Hi there everyone, I've been dealing with bot traffic crashing apache and it seems that finally something has happened that is causing apache not to respond even through running. To explain further, mysql queries on a forum were using all of the CPU causing apache to take long enough that monit would restart it. This happened hundreds of times a day. At some point, it quit recovering and every site on the server are now timing out. Sites on alternate ports, like ISPC admin, Monit, etc. are still working but sites on default port, like all domains, rspamd, etc. are timing out now. I replaced the problem forum with a plain index file with a single html line in it. Nothing is utilizing mysql on the site now. I restarted Apache, the problem persisted. I restarted the machine, the problem persisted. Looking at top, nothing is using over a couple % of the cpu. I can see in top that not many client requests are coming through(where normally tons of web7 would use php7.4). Only a couple show up and almost immediately disappear now. Apache is up and running: I have disabled monitoring in monit of apache2 so it won't keep trying to restart it. Can someone tell me what my next steps should be for finding out why the server won't serve any web pages although apache2 shows as running with no errors?

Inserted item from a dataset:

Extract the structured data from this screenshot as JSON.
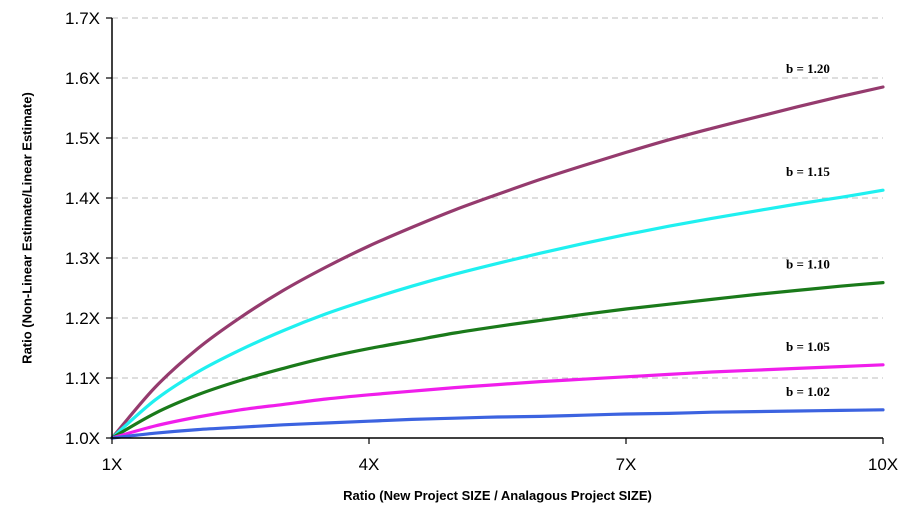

I'm not sure if maybe some log files are locked causing an issue, or something else, I just have never run into this problem before and don't know where to go from here.
is your index file plain html? or is there some php still being used? i've seen instances where apache is working, but due to apache and various php-fpm versions got restarted multiple times, sometimes a php instance, eg php7.4-fpm didn't reconnect with apache properly, so any attempt to load a site would just sit there doing nothing. restarted the php*.*-fpm instance and suddenly everything was working properly. although you've said you've rebooted the server, which should also fix anything like that.
Maybe port 80 and 443 are closed by iptables. Is this server behind a proxy system or behind Cloudflare proxy? As you are using BanDaemon, which closes ports selectively when attacked, it is possible that you triggered the port to your desktop to be closed. Alternatively, if your system is behind a proxy, the proxy IP may have been banned. Use: ispp_bandaemon --showbans to get a list of all banned IP addresses.